Thérapie Taxi : chronique du sale

Squatteur des affiches de festivals depuis un an, Thérapie Taxi se devait de passer sous le radar de Hardies, où l’on aime écouter des groupes français aux noms consistant à accoler deux mots n’ayant rien à voir l’un avec l’autre. C’est chose faite.

 

Thérapie Taxi : chronique du sale
Thérapie Taxi – © Julie Oona – De gauche à droite : Raphaël Faget-Zaoui, Adélaïde Chabannes de Balsac, Renaud Bizart

 

Première salve envoyée sur le périph saturé de la “French pop” par le trio parisien, cette trilogie du “Hit sale”, annonçant le fil conducteur de ce qu’il est difficile d’appeler démarche, du groupe. Concept racoleur recyclé jusqu’au vomi, le “hit sale” semble être une exploration désabusée de la déprime urbaine consistant à baiser, s’aimer, se détester, s’insulter, boire, se défoncer, être dans le mal, se taper, re-baiser, tout ça en réponse à un malaise existentiel profond et à l’impossibilité d’aimer. Bref, du sale. Martyrs de Pigalle (quartier qui vivra l’affront de se voir dédier une chanson dans leur premier EP), cherchant une échappatoire dans la fête et le sexe.

Du sale, c’est sûr, cette “pop crasseuse” qui se revendique en-dehors de la norme, avec comme influence “toute la musique contemporaine française, […] un saladier (lire : sale-adier) sans fond dans lequel on peut puiser” (Raph, guitariste et chanteur). Soyons clairs : la seule chose anormale au radar est la voix de la chanteuse, Adé, dont la production ultra lourde du disque n’arrive pas à cacher ni les fausses notes, ni les fins de phrases étouffées dans un “mm” suspect. Oui, celui là-même qui tente de masquer l’impossibilité de tenir des voyelles : le défaut de base du chanteur débutant. A part cet inconvénient majeur, rien d’inattendu : une soupe électro-pop-rock dansante (faux genre musical qui deviendra bientôt une page Wikipédia grâce à Thérapie Taxi, Corine, Angèle et consorts), qui mange à tous les râteliers du succès, sans oublier d’emprunter quelque milliers de vues au rap grâce à Roméo Elvis en feat sur “Hit Sale”, des paroles “explicites” et un parlé-chanté approximatif.

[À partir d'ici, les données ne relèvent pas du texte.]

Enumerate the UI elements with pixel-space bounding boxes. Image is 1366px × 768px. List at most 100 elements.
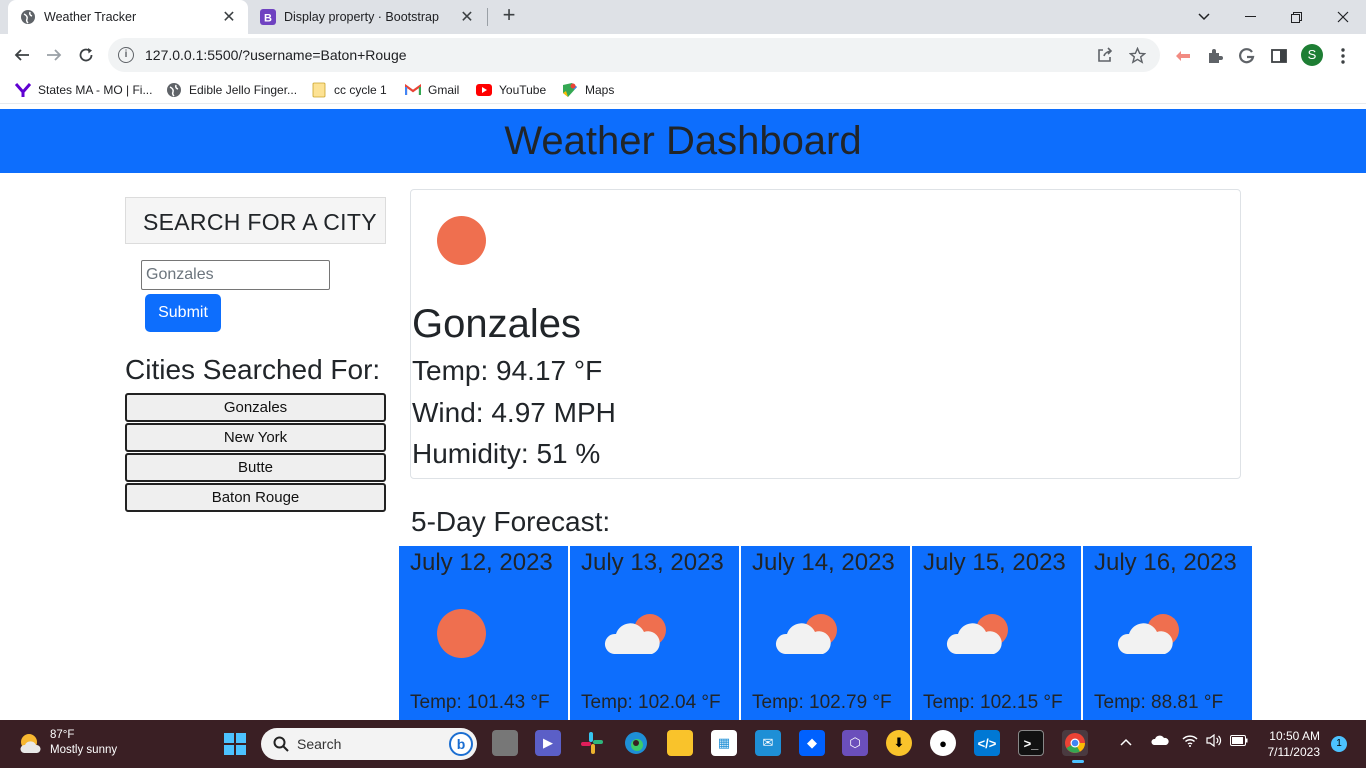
- bootstrap-icon: B: [260, 9, 276, 25]
- extension-red-icon[interactable]: [1173, 46, 1193, 66]
- show-hidden-icons[interactable]: [1120, 734, 1132, 749]
- bookmark-edible-jello[interactable]: Edible Jello Finger...: [166, 82, 297, 98]
- bookmark-states[interactable]: States MA - MO | Fi...: [15, 82, 152, 98]
- svg-text:B: B: [264, 13, 272, 25]
- grammarly-icon[interactable]: [1237, 46, 1257, 66]
- bookmark-label: Gmail: [428, 83, 460, 97]
- side-panel-icon[interactable]: [1269, 46, 1289, 66]
- wifi-icon[interactable]: [1182, 734, 1198, 750]
- city-search-input[interactable]: [141, 260, 330, 290]
- history-city-button[interactable]: Baton Rouge: [125, 483, 386, 512]
- maps-icon: [562, 82, 578, 98]
- forecast-card: July 16, 2023 Temp: 88.81 °F: [1083, 546, 1252, 720]
- current-wind: Wind: 4.97 MPH: [412, 397, 616, 428]
- history-city-button[interactable]: Butte: [125, 453, 386, 482]
- forecast-date: July 16, 2023: [1094, 549, 1237, 576]
- bookmark-cc-cycle[interactable]: cc cycle 1: [311, 82, 387, 98]
- search-heading: SEARCH FOR A CITY: [143, 209, 377, 235]
- browser-tab-strip: Weather Tracker ✕ B Display property · B…: [0, 0, 1366, 34]
- tab-title: Weather Tracker: [44, 10, 137, 24]
- tab-bootstrap-display[interactable]: B Display property · Bootstrap ✕: [250, 0, 486, 34]
- taskbar-search-label: Search: [297, 736, 342, 752]
- forecast-card: July 15, 2023 Temp: 102.15 °F: [912, 546, 1081, 720]
- url-text[interactable]: 127.0.0.1:5500/?username=Baton+Rouge: [145, 47, 407, 63]
- forecast-date: July 13, 2023: [581, 549, 724, 576]
- bookmark-star-icon[interactable]: [1128, 46, 1146, 65]
- address-bar[interactable]: i 127.0.0.1:5500/?username=Baton+Rouge: [108, 38, 1160, 72]
- task-view-icon[interactable]: [492, 730, 518, 756]
- battery-icon[interactable]: [1230, 734, 1248, 749]
- forecast-temp: Temp: 102.15 °F: [923, 692, 1063, 713]
- profile-avatar[interactable]: S: [1301, 44, 1323, 66]
- minimize-button[interactable]: [1227, 0, 1273, 34]
- taskbar-weather-temp: 87°F: [50, 729, 75, 741]
- history-city-button[interactable]: Gonzales: [125, 393, 386, 422]
- bookmark-gmail[interactable]: Gmail: [405, 82, 459, 98]
- bookmark-label: States MA - MO | Fi...: [38, 83, 153, 97]
- history-city-button[interactable]: New York: [125, 423, 386, 452]
- notification-badge[interactable]: 1: [1331, 736, 1347, 752]
- forecast-card: July 12, 2023 Temp: 101.43 °F: [399, 546, 568, 720]
- bookmark-maps[interactable]: Maps: [562, 82, 614, 98]
- cloud-sun-icon: [604, 614, 666, 654]
- vscode-icon[interactable]: </>: [974, 730, 1000, 756]
- taskbar: 87°F Mostly sunny Search b ▶ ▦ ✉ ◆ ⬡ ⬇ ●…: [0, 720, 1366, 768]
- dropbox-icon[interactable]: ◆: [799, 730, 825, 756]
- file-explorer-icon[interactable]: [667, 730, 693, 756]
- forecast-date: July 12, 2023: [410, 549, 553, 576]
- forecast-date: July 15, 2023: [923, 549, 1066, 576]
- close-window-button[interactable]: [1320, 0, 1366, 34]
- page-header: Weather Dashboard: [0, 109, 1366, 173]
- close-tab-icon[interactable]: ✕: [458, 7, 476, 27]
- taskbar-clock[interactable]: 10:50 AM 7/11/2023: [1258, 728, 1321, 760]
- forecast-temp: Temp: 88.81 °F: [1094, 692, 1224, 713]
- gmail-icon: [405, 82, 421, 98]
- forecast-card: July 13, 2023 Temp: 102.04 °F: [570, 546, 739, 720]
- new-tab-button[interactable]: +: [498, 4, 520, 27]
- forecast-temp: Temp: 101.43 °F: [410, 692, 550, 713]
- current-humidity: Humidity: 51 %: [412, 438, 601, 469]
- tab-weather-tracker[interactable]: Weather Tracker ✕: [8, 0, 248, 34]
- taskbar-search-box[interactable]: Search b: [261, 728, 477, 760]
- forward-button[interactable]: [41, 42, 67, 68]
- back-button[interactable]: [9, 42, 35, 68]
- share-icon[interactable]: [1096, 47, 1114, 65]
- teams-icon[interactable]: ▶: [535, 730, 561, 756]
- reload-button[interactable]: [73, 42, 99, 68]
- restore-button[interactable]: [1273, 0, 1319, 34]
- bing-icon[interactable]: b: [449, 732, 473, 756]
- bookmarks-bar: States MA - MO | Fi... Edible Jello Fing…: [0, 76, 1366, 104]
- edge-icon[interactable]: [623, 730, 649, 756]
- windows-start-icon[interactable]: [224, 733, 246, 755]
- cloud-sun-icon: [1117, 614, 1179, 654]
- submit-button[interactable]: Submit: [145, 294, 221, 332]
- mail-icon[interactable]: ✉: [755, 730, 781, 756]
- bookmark-label: YouTube: [499, 83, 547, 97]
- folder-icon: [311, 82, 327, 98]
- tab-search-icon[interactable]: [1181, 0, 1227, 34]
- page-title: Weather Dashboard: [504, 119, 862, 163]
- site-info-icon[interactable]: i: [118, 47, 134, 63]
- forecast-temp: Temp: 102.04 °F: [581, 692, 721, 713]
- current-city-name: Gonzales: [412, 302, 581, 346]
- volume-icon[interactable]: [1206, 733, 1222, 750]
- microsoft-store-icon[interactable]: ▦: [711, 730, 737, 756]
- youtube-icon: [476, 82, 492, 98]
- tab-title: Display property · Bootstrap: [284, 10, 439, 24]
- current-weather-card: Gonzales Temp: 94.17 °F Wind: 4.97 MPH H…: [410, 189, 1241, 479]
- menu-kebab-icon[interactable]: [1333, 46, 1353, 66]
- clock-date: 7/11/2023: [1267, 745, 1321, 759]
- download-manager-icon[interactable]: ⬇: [886, 730, 912, 756]
- history-title: Cities Searched For:: [125, 354, 381, 385]
- github-icon[interactable]: ●: [930, 730, 956, 756]
- visual-studio-icon[interactable]: ⬡: [842, 730, 868, 756]
- close-tab-icon[interactable]: ✕: [220, 7, 238, 27]
- taskbar-weather-widget[interactable]: 87°F Mostly sunny: [18, 728, 117, 758]
- slack-icon[interactable]: [579, 730, 605, 756]
- chrome-icon[interactable]: [1062, 730, 1088, 756]
- onedrive-icon[interactable]: [1151, 734, 1169, 749]
- bookmark-youtube[interactable]: YouTube: [476, 82, 546, 98]
- bookmark-label: Maps: [585, 83, 615, 97]
- extensions-puzzle-icon[interactable]: [1205, 46, 1225, 66]
- terminal-icon[interactable]: >_: [1018, 730, 1044, 756]
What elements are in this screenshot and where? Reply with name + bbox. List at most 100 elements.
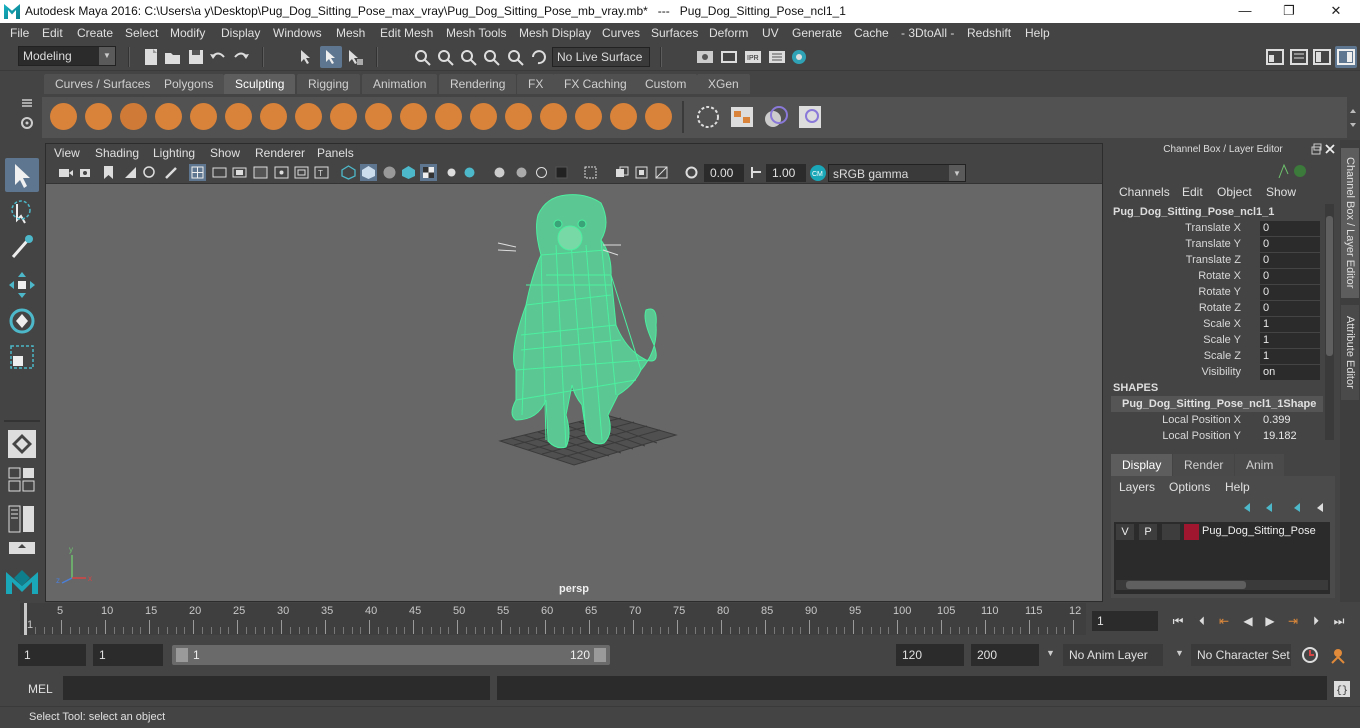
sculpt-layers-icon[interactable] [728,103,756,131]
use-all-lights-icon[interactable] [444,165,459,180]
smooth-tool-icon[interactable] [85,103,112,130]
viewport-menu-renderer[interactable]: Renderer [255,146,305,160]
move-tool-icon[interactable] [5,268,39,302]
layer-menu-help[interactable]: Help [1225,480,1250,494]
tab-render[interactable]: Render [1173,454,1235,476]
tab-xgen[interactable]: XGen [697,74,750,94]
shelf-settings-gear-icon[interactable] [20,116,34,130]
imprint-tool-icon[interactable] [365,103,392,130]
menu-edit-mesh[interactable]: Edit Mesh [380,26,433,40]
snap-point-icon[interactable] [459,48,477,66]
motion-blur-icon[interactable] [514,165,529,180]
view-transform-dropdown[interactable]: sRGB gamma ▼ [828,164,966,182]
toggle-channel-box-button[interactable] [1335,46,1357,68]
step-back-key-button[interactable]: ⇤ [1216,613,1232,629]
select-hierarchy-icon[interactable] [298,48,316,66]
channel-row[interactable]: Rotate Z 0 [1106,301,1324,317]
menu-display[interactable]: Display [221,26,260,40]
menu-mesh[interactable]: Mesh [336,26,365,40]
menu-curves[interactable]: Curves [602,26,640,40]
animation-preferences-icon[interactable] [1328,645,1350,665]
scrollbar-thumb[interactable] [1126,581,1246,589]
tab-display[interactable]: Display [1111,454,1173,476]
channel-row[interactable]: Translate Y 0 [1106,237,1324,253]
channel-value[interactable]: 0.399 [1260,413,1320,428]
pinch-tool-icon[interactable] [190,103,217,130]
toggle-tool-settings-icon[interactable] [1313,48,1331,66]
xray-components-icon[interactable] [654,165,669,180]
new-scene-icon[interactable] [142,48,160,66]
chevron-down-icon[interactable]: ▼ [1046,648,1055,658]
menu-deform[interactable]: Deform [709,26,748,40]
mode-selector[interactable]: Modeling ▼ [18,46,116,66]
use-default-material-icon[interactable] [382,165,397,180]
channel-value[interactable]: 1 [1260,333,1320,348]
live-surface-field[interactable]: No Live Surface [552,47,650,67]
convert-to-frozen-icon[interactable] [694,103,722,131]
depth-of-field-icon[interactable] [554,165,569,180]
redo-icon[interactable] [232,48,250,66]
open-scene-icon[interactable] [164,48,182,66]
cb-menu-edit[interactable]: Edit [1182,185,1203,199]
smooth-shade-button[interactable] [360,164,377,181]
channel-row[interactable]: Rotate Y 0 [1106,285,1324,301]
image-plane-icon[interactable] [123,165,138,180]
playback-end-field[interactable]: 120 [896,644,964,666]
range-start-handle[interactable] [176,648,188,662]
go-to-start-button[interactable]: ⏮ [1170,613,1186,629]
grid-toggle-button[interactable] [189,164,206,181]
persp-outliner-layout-icon[interactable] [5,504,39,538]
isolate-select-icon[interactable] [583,165,598,180]
ipr-render-icon[interactable]: IPR [744,48,762,66]
wireframe-on-shaded-icon[interactable] [401,165,416,180]
blend-shape-icon[interactable] [762,103,790,131]
make-live-icon[interactable] [529,48,547,66]
gamma-field[interactable]: 1.00 [766,164,806,182]
playback-start-field[interactable]: 1 [93,644,163,666]
menu-mesh-display[interactable]: Mesh Display [519,26,591,40]
save-scene-icon[interactable] [187,48,205,66]
tab-attribute-editor[interactable]: Attribute Editor [1341,305,1359,400]
selected-object-name[interactable]: Pug_Dog_Sitting_Pose_ncl1_1 [1113,206,1274,218]
menu-select[interactable]: Select [125,26,158,40]
wireframe-icon[interactable] [341,165,356,180]
paint-select-icon[interactable] [5,231,39,265]
freeze-tool-icon[interactable] [645,103,672,130]
channel-value[interactable]: 0 [1260,253,1320,268]
menu-cache[interactable]: Cache [854,26,889,40]
exposure-icon[interactable] [684,165,699,180]
layer-list-scrollbar[interactable] [1116,580,1328,590]
play-backwards-button[interactable]: ◀ [1240,613,1256,629]
shape-channel-row[interactable]: Local Position Y 19.182 [1106,429,1324,445]
current-frame-field[interactable]: 1 [1092,611,1158,631]
relax-tool-icon[interactable] [120,103,147,130]
channel-box-scrollbar[interactable] [1325,204,1334,440]
viewport-panel[interactable]: View Shading Lighting Show Renderer Pane… [45,143,1103,602]
channel-row[interactable]: Scale Z 1 [1106,349,1324,365]
flatten-tool-icon[interactable] [225,103,252,130]
tab-anim[interactable]: Anim [1235,454,1285,476]
film-gate-icon[interactable] [212,165,227,180]
undo-icon[interactable] [209,48,227,66]
menu-help[interactable]: Help [1025,26,1050,40]
animation-end-field[interactable]: 200 [971,644,1039,666]
cb-menu-channels[interactable]: Channels [1119,185,1170,199]
repeat-tool-icon[interactable] [330,103,357,130]
viewport-menu-show[interactable]: Show [210,146,240,160]
auto-key-icon[interactable] [1300,645,1320,665]
select-component-icon[interactable] [346,48,364,66]
field-chart-icon[interactable] [274,165,289,180]
channel-value[interactable]: on [1260,365,1320,380]
gate-mask-icon[interactable] [253,165,268,180]
scale-tool-icon[interactable] [5,340,39,374]
command-language-label[interactable]: MEL [28,682,53,696]
smear-tool-icon[interactable] [540,103,567,130]
textured-button[interactable] [420,164,437,181]
menu-windows[interactable]: Windows [273,26,322,40]
snap-curve-icon[interactable] [436,48,454,66]
scrape-tool-icon[interactable] [435,103,462,130]
channel-row[interactable]: Translate X 0 [1106,221,1324,237]
anim-layer-dropdown[interactable]: No Anim Layer [1063,644,1163,666]
safe-action-icon[interactable] [294,165,309,180]
viewport-menu-view[interactable]: View [54,146,80,160]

Un sale déficit d’inspiration, aussi : outre le recyclage de la scansion déjà utilisé sur “Pigalle” et “Adena” (deux titres de leur EP) dans “Hit Sale” et “Anti Hit Sale”, Thérapie Taxi tourne fâcheusement en rond sur son vocabulaire et sur les sujets abordés dans les 14 titres de leur (trop) long premier disque. S’aimer et souffrir et se faire salement du mal (“J’en ai marre”, “PVP”, “Salop(e)”), baiser (“Cadence”), s’évader loin du sale (“Transatlantique”) et baiser (“La proue”), sortir dans les soirées parisiennes et faire du sale (chercher sa dose et taper quelqu’un dans “Cri des Loups”, affronter un videur dans “Superstar”, se mettre mal dans “Coma Idyllique” et “Crystal Memphis”, ) et avoir envie de baiser (“Hit Sale”). Enfin, pour justifier d’avoir ériger le sale en mode de vie : les deux chansons fragiles de la fin du disque, “Zarba” et “Anti Hit Sale”, ultime dramatisation du fêtard parisien qui se rappelle, bourré, au milieu de la nuit, que cette ville est laide et que sa vie n’a pas de sens.

Le sale, finalement, comme volonté de subversion. En témoigne le clip (tentant d’être) provocateur de leur dernier titre, “Avec ta Zouz”, où les trois fossoyeurs du talent chantent l’adultère dans une église, en habits de messe. Malheureusement pour eux, des générations d’enterrements de vie de jeune fille ont mis les robes de bonne soeur et les soutanes en top des ventes des magasins de déguisements. Moins choquant que d’entendre une chanson commencer par “N’aie pas le seum / Fais-moi la bise”.

Mais lorsque la tentative de choquer atteint l’insulte tout en esquivant l’intelligence, dommage, voilà sous nos yeux la vacuité totale de la démarche. Dans “Salop(e)” : “Tu te fais tourner comme une MST dans une partouze de gays” (phrase ensuite retirée de l’album, mais le mal est fait) : facile d’aligner les gros mots, plus dur d’être aussi subversif que ceux qui n’ont pas besoin de faire du sale pour être marginaux.